Sementara, sikap penolakan F-PDS didasari empat alasan. Pertama, sudah ada UU No. 7 Tahun 1992 sebagaimana diubah menjadi UU No. 10 Tahun 1998 yang mengatur tentang perbankan. Menurut F-PDS, perbankan syariah sudah diatur di UU tersebut.
F-PDS mengakui UU No.10 Tahun 1998 itu merupakan pengaturan perbankan yang bersifat umum. Namun, sebagaimana disampaikan pembaca pandangan akhir Fraksi Partai Damai Sejahtera Retna Rosmanita Situmorang, “Sudah tidak perlu lagi dibuatkan UU khusus yang mengatur kegiatan perbankan syariah.”
Alasan Kedua, RUU Perbankan Syariah bertentangan dengan Pancasila dan UUD 1945, khususnya pasal 27 ayat 1. “Ketiga, RUU Perbankan Syariah kami nilai tidak sesuai dengan kontrak sosial yang disepakati para pendiri Negara Kesatuan Republik Indonesia dan para pencita keutuhan NKRI,” ujar Retna Rosmanita Situmorang dengan suara mantap.
Alasan terakhir, di sejumlah negara lain produk syariah tidak menggunakan payung hukum UU, namun sebatas aturan turunan UU. Ini, kata Rosmanita, merupakan hasil kunjungan kerja angota panja perbankan syariah ke sejumlah negara. Rosmanita sebagai jubir F-PDS meminta penolakan PDS dijadikan catatan sebagai nota keberatan.

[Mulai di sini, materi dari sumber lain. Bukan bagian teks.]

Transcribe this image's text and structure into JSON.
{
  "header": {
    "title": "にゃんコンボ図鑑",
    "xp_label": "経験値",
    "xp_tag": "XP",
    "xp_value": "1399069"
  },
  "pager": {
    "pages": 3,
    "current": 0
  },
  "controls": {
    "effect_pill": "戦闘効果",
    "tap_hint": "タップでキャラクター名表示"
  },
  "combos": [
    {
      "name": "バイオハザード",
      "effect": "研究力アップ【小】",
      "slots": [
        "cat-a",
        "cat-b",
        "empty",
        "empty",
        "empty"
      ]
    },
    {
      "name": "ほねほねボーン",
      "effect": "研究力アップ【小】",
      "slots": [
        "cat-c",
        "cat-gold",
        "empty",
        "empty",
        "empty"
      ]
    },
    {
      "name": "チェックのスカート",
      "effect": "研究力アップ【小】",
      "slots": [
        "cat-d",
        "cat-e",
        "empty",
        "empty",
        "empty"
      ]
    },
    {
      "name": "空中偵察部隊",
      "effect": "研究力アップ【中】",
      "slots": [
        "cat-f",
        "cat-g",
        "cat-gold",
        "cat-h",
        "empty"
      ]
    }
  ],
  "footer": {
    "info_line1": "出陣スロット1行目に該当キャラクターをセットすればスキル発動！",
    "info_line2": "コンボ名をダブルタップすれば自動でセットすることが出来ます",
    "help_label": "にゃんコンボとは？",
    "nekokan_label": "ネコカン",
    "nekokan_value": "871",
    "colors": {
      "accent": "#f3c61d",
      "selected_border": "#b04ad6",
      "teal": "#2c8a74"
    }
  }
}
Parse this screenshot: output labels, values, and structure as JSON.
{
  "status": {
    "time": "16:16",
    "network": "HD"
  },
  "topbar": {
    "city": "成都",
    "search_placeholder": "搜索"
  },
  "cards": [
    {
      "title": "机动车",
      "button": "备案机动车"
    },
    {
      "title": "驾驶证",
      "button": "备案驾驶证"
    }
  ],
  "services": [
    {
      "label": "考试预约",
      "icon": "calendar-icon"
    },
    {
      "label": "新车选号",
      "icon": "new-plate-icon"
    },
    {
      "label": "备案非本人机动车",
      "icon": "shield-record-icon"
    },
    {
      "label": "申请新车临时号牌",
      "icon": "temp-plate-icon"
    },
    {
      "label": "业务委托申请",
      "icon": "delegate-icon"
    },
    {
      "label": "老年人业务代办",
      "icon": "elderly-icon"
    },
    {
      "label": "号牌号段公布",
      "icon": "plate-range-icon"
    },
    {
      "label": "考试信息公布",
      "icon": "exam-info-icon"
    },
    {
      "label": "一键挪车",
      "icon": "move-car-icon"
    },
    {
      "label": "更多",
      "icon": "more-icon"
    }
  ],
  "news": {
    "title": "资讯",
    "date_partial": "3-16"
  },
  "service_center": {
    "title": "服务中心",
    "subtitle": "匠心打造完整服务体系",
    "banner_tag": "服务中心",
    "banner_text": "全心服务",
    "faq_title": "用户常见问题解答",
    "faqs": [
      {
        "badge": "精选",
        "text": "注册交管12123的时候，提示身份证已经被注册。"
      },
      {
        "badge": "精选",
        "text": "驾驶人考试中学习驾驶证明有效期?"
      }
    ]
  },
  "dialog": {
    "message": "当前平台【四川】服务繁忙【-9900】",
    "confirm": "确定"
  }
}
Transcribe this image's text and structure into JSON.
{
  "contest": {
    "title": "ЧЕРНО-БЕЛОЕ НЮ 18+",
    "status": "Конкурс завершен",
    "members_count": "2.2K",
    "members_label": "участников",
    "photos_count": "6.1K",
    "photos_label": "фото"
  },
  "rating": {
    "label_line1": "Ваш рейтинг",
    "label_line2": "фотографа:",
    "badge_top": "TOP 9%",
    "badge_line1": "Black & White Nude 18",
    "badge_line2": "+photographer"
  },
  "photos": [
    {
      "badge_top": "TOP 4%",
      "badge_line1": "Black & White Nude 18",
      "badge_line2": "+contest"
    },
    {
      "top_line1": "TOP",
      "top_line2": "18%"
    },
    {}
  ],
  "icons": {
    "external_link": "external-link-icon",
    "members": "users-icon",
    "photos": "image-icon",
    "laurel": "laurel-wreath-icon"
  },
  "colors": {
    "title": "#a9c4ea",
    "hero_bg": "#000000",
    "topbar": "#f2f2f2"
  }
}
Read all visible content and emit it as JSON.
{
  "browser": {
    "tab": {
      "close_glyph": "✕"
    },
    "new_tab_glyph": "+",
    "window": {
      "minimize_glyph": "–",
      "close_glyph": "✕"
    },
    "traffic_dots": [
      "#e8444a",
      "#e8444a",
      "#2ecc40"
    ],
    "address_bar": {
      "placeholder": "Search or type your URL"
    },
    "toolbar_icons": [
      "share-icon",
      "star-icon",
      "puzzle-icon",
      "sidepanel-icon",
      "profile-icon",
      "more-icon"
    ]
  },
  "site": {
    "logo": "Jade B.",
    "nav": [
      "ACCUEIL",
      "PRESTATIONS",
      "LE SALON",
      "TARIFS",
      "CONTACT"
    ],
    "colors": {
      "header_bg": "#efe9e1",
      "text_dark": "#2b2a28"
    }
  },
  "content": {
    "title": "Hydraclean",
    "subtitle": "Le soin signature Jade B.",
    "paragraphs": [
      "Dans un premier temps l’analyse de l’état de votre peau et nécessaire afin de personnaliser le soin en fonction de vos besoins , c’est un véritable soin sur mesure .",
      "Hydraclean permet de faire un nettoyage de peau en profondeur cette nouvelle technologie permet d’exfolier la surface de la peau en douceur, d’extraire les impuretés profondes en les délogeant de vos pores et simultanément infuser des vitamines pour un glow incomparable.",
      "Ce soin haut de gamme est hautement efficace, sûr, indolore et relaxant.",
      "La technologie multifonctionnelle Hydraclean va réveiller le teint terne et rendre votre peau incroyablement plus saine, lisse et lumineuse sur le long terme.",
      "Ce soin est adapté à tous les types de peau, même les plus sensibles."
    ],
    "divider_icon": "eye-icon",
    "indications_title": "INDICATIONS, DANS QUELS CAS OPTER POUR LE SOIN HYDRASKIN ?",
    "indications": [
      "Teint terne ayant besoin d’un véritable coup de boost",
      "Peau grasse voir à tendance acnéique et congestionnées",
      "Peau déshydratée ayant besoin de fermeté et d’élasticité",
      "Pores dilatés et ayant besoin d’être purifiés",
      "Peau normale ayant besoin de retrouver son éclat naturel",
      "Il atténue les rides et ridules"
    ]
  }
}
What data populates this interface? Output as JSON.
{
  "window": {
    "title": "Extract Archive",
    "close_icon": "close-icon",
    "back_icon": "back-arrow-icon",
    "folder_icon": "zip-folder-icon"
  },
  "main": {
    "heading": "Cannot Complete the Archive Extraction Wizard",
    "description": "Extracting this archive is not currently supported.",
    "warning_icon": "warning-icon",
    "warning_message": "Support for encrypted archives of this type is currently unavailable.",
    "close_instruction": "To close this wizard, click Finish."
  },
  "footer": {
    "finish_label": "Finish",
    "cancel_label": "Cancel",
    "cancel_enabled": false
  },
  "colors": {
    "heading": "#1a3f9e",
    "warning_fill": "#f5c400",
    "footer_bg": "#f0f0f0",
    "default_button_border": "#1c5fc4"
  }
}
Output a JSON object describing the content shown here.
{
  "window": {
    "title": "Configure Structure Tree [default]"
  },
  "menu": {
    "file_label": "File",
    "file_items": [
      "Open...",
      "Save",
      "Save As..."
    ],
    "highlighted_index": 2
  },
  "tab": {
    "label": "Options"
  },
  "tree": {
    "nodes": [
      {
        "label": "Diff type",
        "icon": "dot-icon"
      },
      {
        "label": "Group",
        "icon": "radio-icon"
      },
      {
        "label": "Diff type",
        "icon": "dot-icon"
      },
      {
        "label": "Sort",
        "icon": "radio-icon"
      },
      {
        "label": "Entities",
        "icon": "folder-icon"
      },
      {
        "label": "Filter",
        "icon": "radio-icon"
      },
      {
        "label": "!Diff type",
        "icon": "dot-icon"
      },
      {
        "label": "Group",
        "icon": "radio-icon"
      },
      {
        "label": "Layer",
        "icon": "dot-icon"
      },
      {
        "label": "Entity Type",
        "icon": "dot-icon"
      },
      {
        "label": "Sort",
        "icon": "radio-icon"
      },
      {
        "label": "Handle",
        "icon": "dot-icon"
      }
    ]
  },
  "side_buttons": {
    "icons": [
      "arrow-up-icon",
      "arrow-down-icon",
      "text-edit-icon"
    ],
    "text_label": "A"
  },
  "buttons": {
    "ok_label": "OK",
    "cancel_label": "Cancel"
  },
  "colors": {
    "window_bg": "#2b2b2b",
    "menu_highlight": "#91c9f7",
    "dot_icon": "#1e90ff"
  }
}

Sikap penolakan F-PDS ini konsisten dengan sikapnya terdahulu. Pada rapat kerja Komisi XI DPR dengan Menkeu, Menkum HAM, dan Menag pada 6 Juni lalu, F-PDS juga sudah bersikap demikian. Saat itu, penolakan F-PDS ditunjukkan dengan ketidakhadiran anggotanya di raker tersebut. Karena tidak hadir, forum menilai F-PDS menyetujui RUU tersebut untuk dibawa ke paripurna guna mendapat pengesahan.